During the latter part of the nineteenth century, Javal, in France, started using ocular exercises and training methods for squints, which were very time-consuming but sometimes effective. After many years, in 1896, Javal wrote, ‘The first time that I revealed my methods to von Graefe (the foremost ophthalmologist of his day) he astounded me by saying that people are not worth the effort. Life's experience has shown me that von Graefe was correct.’
In London, at the start of the twentieth century, Worth, an eye surgeon, used a modified stereoscope (amblyoscope), which presented separate images to each eye via two tubes so that the angle between these two images could be varied in an attempt to stimulate their fusion — again time-consuming. Maddox, working in Bournemouth with various ophthalmic instruments he had devised himself, found a new solution to the ever-increasing time needed to examine patients. He solved this problem by teaching his daughter Mary, who was already working as receptionist/secretary in his consulting rooms, to use the amblyoscope and other special tests for orthoptic assessment and treatment. Miss Maddox opened her own private clinic in 1928 and was soon joined by Sheila Mayou to form the Maddox– Mayou Orthoptic Training School. A year later Miss Maddox was invited to open an orthoptic clinic at the Royal Westminster Ophthalmic Hospital (which became the High Holborn branch of Moorfields Eye Hospital in 1947). The increasing numbers of orthoptists in training led to the Orthoptic Board being formed in 1934 to provide a syllabus and code of conduct. In 1937 the British Orthoptic Society was founded, with Miss Maddox as president and Miss Mayou as chairman.

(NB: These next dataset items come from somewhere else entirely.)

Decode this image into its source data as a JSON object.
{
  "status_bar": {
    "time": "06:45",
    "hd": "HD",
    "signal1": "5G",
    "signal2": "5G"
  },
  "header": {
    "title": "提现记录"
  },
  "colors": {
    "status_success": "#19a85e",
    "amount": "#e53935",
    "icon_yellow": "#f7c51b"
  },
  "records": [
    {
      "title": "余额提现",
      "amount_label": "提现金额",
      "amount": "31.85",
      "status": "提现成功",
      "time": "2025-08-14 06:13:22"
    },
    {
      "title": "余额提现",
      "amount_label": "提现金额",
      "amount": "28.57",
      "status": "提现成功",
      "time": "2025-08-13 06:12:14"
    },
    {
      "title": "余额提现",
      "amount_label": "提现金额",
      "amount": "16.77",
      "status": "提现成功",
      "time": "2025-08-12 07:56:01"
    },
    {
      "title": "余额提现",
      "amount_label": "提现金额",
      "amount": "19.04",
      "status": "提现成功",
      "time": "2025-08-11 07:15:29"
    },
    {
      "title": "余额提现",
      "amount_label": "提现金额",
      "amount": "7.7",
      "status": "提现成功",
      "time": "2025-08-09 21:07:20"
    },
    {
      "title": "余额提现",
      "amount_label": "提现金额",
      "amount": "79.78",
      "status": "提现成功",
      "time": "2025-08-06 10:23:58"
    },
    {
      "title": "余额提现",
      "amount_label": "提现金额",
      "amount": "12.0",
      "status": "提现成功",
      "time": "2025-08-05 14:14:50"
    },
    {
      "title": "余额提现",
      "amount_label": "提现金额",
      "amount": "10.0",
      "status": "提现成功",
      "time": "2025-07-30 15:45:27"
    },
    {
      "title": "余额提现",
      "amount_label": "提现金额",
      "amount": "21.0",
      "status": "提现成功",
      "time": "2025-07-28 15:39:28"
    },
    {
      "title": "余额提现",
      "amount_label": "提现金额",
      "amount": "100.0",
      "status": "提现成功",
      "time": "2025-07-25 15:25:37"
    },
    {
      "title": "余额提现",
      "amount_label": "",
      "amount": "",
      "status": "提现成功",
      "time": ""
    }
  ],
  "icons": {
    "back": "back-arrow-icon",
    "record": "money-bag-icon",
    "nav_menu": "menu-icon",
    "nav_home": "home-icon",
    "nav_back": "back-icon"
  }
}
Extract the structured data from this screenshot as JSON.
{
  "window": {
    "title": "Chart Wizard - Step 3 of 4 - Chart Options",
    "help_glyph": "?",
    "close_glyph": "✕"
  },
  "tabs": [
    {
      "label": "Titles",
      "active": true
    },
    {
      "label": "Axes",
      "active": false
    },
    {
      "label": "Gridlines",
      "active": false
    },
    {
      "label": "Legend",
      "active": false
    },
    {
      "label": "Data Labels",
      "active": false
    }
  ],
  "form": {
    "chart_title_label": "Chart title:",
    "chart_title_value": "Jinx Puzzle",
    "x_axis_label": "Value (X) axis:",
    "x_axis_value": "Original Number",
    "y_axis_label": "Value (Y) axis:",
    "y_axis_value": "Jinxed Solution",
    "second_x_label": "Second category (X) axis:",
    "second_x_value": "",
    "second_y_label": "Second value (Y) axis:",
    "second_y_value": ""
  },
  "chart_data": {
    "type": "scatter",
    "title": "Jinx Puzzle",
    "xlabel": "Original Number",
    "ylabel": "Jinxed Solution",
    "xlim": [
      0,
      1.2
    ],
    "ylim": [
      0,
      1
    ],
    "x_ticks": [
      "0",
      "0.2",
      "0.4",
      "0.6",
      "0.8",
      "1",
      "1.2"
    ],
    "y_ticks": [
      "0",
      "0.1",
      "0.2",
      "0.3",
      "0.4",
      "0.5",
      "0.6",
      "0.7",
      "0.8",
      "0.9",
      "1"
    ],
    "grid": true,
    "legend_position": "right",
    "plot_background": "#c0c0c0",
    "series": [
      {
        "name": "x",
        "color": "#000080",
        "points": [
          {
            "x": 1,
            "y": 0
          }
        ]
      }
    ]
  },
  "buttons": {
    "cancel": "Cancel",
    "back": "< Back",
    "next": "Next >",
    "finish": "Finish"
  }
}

By the late 1930s, the belief that orthoptic training methods could overcome the problems of faulty visual development in squinting children was being revised. It was proposed that squint resulted from a series of obstacles to the normal development of fusion and binocular single vision. Orthoptics was no longer presented as the definitive cure for squints, but as offering diagnosis and treatment for specific types of squint and visual impairment. Patching the preferred eye to stimulate vision in the deviating or lazy eye had been introduced to England empirically by Erasmus Darwin (Charles' grandfather) by 1801. Such occlusion therapy was widely applied after 1930, but it was not until the 1960s that its neuro-physiological basis was established.
A course in orthoptics takes three years of study. As well as optics and refraction it includes anatomy, physiology, neurology, and child development, ensuring that orthoptists are particularly suited to examine vision in very young children. This is necessary to allow appropriate therapy to be started within the sensitive period of visual development for optimal results.
Orthoptists are often a young child's first contact with medical personnel or hospitals, and it should be a happy occasion and one which the child will be eager to repeat. Visual acuity can be assessed at only a few months of age by special tests where the infant turns to look at a target of broad black and white stripes in preference to a uniformly grey target of equal luminosity. The width of the black and white stripes is successively reduced until the infant ignores the target. Young children, before they can read, can point to a letter on a card that matches one held up by the orthoptist. The familiar ‘Snellen’ letters are used for acuity testing in older children.
refractive error can be measured by orthoptists, but the prescribing of corrective lenses has to be done by the ophthalmologist or optometrist. Ocular movements are noted and the angle of squint measured. Convergence is checked, and an assessment is made of the quality of fusion of the two images and of stereopsis (detailed depth perception). Areas of fusion and of diplopia can be charted, and an accurate and repeatable graphic record can be made of defective ocular rotations. These basic tests, together with more specialized ones, allow diagnoses to be made and therapy started. Orthoptists supervise occlusion therapy for amblyopia, and teach exercises to improve binocular control and poor convergence. In latent squint, where the eyes cannot maintain binocular fixation under the stress of illness or tiredness, the tendency for the eyes to deviate can be controlled with prisms should ocular exercises prove insufficient.
Once qualified, orthoptists have a number of additional courses available. These include visual field and intra-ocular pressure measurements in glaucoma; biometric assessment with ultrasound of eyes for cataract extraction, so that the correct power of replacement intra-ocular lens is used; photography of eye movements; and fluorescent photography of ocular blood flow. Many of these supplemental skills are also exercised by optometrists; indeed some pre-and post-qualification courses are shared by orthoptists and optometrists. Nevertheless, when it comes to gaining the confidence and co-operation of infants and very young children during testing, the orthoptist reigns supreme.
M. J. Revell (1971). Strabismus — a history of orthoptic techniques. Barrie and Jenkins Ltd., London.